Whether or not to raise the debt ceiling is a quandry played out in a two-dimensional question. On one side we have the hope of enabling the government to do it’s job, which requires not only more debt, but more taxes to cover it. In the other camp, spending is decried the real problem, the solution not paying for it in the first place. The people are being told on one hand it’s for their own good to borrow (and take from the “rich” as they please) and everything will be alright. On the other, they are told they should not have to pay for the excesses and inefficiencies of their government — our children will inherit the debt after all.

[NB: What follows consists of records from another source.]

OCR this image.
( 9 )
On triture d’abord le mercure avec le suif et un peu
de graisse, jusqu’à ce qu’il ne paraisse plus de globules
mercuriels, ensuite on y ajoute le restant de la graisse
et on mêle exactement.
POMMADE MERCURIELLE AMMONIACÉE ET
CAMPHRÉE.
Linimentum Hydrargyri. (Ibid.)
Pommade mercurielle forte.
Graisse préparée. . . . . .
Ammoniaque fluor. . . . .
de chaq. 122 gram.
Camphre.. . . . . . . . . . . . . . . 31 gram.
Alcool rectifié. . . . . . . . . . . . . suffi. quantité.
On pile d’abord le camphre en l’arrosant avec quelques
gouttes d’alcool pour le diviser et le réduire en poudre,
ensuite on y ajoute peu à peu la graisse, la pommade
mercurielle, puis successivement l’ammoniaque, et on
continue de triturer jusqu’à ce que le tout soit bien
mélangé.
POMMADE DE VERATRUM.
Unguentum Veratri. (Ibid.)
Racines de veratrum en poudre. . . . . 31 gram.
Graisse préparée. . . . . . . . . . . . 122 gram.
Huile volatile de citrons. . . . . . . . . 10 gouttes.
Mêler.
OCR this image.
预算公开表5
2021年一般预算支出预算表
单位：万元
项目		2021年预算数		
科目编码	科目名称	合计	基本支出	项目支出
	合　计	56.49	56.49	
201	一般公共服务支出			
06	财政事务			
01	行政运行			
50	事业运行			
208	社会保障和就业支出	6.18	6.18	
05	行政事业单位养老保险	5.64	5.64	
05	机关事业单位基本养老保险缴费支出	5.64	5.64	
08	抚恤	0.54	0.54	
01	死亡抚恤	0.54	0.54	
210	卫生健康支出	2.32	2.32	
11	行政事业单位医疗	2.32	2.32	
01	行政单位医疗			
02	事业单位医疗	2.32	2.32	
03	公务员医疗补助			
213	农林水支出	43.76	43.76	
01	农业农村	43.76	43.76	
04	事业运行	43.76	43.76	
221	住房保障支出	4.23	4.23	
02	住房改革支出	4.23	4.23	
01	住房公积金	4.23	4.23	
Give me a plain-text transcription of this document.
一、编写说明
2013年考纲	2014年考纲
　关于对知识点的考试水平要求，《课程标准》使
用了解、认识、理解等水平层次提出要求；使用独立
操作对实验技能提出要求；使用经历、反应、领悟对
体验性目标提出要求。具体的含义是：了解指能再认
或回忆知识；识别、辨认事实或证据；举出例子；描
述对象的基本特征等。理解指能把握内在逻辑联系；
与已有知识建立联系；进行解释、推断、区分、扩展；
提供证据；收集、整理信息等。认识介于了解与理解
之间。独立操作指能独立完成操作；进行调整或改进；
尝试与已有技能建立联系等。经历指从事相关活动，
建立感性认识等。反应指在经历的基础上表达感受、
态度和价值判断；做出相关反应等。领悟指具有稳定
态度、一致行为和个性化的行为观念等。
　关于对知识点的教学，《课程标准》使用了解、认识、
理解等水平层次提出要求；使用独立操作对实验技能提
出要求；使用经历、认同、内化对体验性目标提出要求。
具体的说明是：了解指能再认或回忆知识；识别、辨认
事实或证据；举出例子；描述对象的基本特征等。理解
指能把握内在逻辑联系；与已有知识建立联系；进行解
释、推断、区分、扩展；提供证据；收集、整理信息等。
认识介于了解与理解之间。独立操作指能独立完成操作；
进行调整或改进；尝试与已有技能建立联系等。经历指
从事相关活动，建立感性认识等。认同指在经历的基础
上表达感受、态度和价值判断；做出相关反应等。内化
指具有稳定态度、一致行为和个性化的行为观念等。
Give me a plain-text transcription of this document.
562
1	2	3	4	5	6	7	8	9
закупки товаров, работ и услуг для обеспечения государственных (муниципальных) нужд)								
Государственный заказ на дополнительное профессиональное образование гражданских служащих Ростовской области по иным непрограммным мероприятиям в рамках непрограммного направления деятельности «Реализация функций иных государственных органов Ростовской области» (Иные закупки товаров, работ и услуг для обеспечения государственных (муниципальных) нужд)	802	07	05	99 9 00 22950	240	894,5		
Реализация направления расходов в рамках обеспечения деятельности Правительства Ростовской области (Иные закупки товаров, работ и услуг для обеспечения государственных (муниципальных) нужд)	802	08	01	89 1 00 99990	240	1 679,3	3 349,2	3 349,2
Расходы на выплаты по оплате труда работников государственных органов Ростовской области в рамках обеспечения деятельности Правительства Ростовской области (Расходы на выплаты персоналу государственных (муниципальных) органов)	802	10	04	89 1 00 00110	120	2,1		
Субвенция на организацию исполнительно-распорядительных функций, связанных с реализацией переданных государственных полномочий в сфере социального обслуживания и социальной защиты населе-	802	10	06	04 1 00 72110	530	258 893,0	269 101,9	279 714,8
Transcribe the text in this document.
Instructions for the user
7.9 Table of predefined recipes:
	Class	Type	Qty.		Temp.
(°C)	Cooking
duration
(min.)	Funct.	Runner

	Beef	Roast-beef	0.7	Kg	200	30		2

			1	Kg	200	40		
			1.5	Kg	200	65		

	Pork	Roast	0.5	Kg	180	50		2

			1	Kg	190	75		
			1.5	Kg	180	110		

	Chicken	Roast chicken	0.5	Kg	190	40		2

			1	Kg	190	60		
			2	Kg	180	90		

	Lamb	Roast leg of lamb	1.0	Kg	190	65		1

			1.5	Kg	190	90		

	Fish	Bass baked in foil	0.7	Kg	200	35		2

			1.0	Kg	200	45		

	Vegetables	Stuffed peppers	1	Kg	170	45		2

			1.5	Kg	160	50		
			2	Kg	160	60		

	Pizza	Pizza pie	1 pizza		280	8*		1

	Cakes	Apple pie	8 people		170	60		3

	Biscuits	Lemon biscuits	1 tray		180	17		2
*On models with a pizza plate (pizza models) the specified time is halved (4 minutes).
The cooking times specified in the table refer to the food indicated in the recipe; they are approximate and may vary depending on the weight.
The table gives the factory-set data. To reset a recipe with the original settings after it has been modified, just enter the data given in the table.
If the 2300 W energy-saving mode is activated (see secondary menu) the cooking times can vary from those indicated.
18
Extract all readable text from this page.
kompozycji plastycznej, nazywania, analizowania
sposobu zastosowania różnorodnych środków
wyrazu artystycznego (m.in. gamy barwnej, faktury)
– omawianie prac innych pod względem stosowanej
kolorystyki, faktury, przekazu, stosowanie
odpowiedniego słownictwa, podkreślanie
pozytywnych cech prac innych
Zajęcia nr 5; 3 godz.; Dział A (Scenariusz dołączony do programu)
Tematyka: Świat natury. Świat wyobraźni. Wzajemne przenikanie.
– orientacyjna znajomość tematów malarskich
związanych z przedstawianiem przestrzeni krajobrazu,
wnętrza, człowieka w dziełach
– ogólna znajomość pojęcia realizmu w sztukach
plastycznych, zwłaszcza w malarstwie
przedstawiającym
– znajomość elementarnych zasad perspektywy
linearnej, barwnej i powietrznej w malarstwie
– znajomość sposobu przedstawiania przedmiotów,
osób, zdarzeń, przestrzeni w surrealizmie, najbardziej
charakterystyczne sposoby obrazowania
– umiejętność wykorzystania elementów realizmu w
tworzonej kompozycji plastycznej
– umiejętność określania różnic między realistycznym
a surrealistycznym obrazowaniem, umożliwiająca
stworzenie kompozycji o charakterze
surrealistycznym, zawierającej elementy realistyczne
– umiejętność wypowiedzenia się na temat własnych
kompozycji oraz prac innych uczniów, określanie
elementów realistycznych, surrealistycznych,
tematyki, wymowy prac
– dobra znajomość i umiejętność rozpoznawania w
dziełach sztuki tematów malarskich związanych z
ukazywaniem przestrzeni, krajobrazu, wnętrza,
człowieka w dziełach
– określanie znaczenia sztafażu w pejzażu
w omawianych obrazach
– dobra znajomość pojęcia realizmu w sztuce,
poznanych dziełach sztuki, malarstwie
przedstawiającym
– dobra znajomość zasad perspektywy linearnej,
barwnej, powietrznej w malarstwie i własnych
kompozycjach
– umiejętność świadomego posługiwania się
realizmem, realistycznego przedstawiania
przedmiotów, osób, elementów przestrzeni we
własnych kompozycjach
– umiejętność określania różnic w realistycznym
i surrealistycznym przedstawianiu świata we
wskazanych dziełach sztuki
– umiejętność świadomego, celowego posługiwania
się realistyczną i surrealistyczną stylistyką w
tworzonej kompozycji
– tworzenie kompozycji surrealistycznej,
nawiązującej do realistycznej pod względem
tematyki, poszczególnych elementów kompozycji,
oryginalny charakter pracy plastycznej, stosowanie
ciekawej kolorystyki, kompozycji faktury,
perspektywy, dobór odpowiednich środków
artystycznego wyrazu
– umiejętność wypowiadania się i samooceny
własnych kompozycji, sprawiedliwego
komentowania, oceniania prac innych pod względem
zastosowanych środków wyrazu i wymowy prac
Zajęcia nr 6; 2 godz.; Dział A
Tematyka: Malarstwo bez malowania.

Even moderates frame the debate in these terms. Progressive taxation for economic justice. The failure or merits of [[Trickle-down economics]]. Bailouts to the entities behind special interest groups. Stimilus effectiveness and undisclosed earmarks. Threats to cut social programs.
None of it makes sense. But it’s great theatre if you keep your eye on the scene. The banks who bought Obama his election (Goldman Sachs was one of his biggest contributors) are vilified for receiving huge sums of money. Obama uses the age-old ploy of threatening to shut down government areas where people will be hurt the most. Instead of grounding Air Force One for a few vacations (saving many millions) or putting off grant money to study insect mating rituals, he holds a gun to senior citizens, balming the “obstructionist” conservativevs for making him do it, forgetting Social Security is supposed to be SELF-FUNDED. It seems a certain party’s stance on lack of public support being blamed on the public’s ignorance or stupidity isn’t just an excuse any more for bad ratings in the polls — they’re actually hoping it will help them in this case.
So the taxpayer is caught in the middle, expected to take sides, not realizing the most important question is not being addressed. We might ask who REALLY benefits from federal debt, but we are looking for the answer in the wrong direction. Instead of looking where the money is going, look at where it’s coming from.
No one asks this question because we think of money itself as an object, rather than what it is — debt. A dollar bill is a promissary note, and it would actually mean something if it were backed by gold. Long gone are those days. No, wealth is not made by obtaining money, but lending it. So if all this money is to be “raised”, where does it come from? We haven’t had more than a couple balanced budgets in decades since Fort Knox became irrelevant. TRILLIONS of dollars in bailouts in 2008 did not come from the taxpayers. We are just the ones who have to pay back the INTEREST on these things. We and our children have become beholden to what — until recently — even my quite intelligent daughter didn’t reralize was a private bank. The most powerful bank in history in fact.
I’m talking about the Federal Reserve.
We should know where all those billions of bank loans went through the unaccountable Fed that even the Senators don’t know. When the Fed was finally audited thanks to pressure from Senators such as presidential hopeful [[Ron Paul]], the recipients of trillions were the usual suspects.
But how about we not spend any more or tax any more until we understand more clearly where the debt trail leads? I say the people voting for raising the debt celieng are on the SIDE of the banks. Seriously, WHO DO YOU THINK BENEFITS MOST FROM THIS? Even if we were all taxed into oblivion, it would not pay the bills at this point. The bills are no longer being paid by us anyway — they are being paid by borrowing money we can only pay interest on for the next several generations.
Yes, raising the debt cieling has done what the law can ordinarily protect us individually from — inheriting the debts of our ancestors. Instead, we are left with the multi-generational economic servitude of the American People. We have no choice and most of us either don’t care or aren’t aware. But nonetheless, we’ve been sold out by the idealistic naivate or evil intentions of politicians who will never be held accountable in the current system.
Can we even “End the Fed” and simply wipe out the debt with the same meaninglessness by which we print unbacked money in the first place? Will that strengthen or weaken our standing in the world economy? Or will only printing and using backed money that we actually have put us in a position of not needing a national credit score in the first place?
Regardless of the outcome, if and when a revolution comes, we may want to criminally try every legislator who supported this deed. The only regret will be that there there is no punishment great enough to fit the crime.
Side Note: Many of us do not buy the position that trickle-down economics are a fallacy, and in fact have seen it play out otherwise in real life experience. You can frame history to suit either side of the argument, crediting one admin and praising another in either direction easily, but in the end, it’s just another generalization to vilify those who make things run because some of them abuse and control the system thanks to the mechanisms of big government.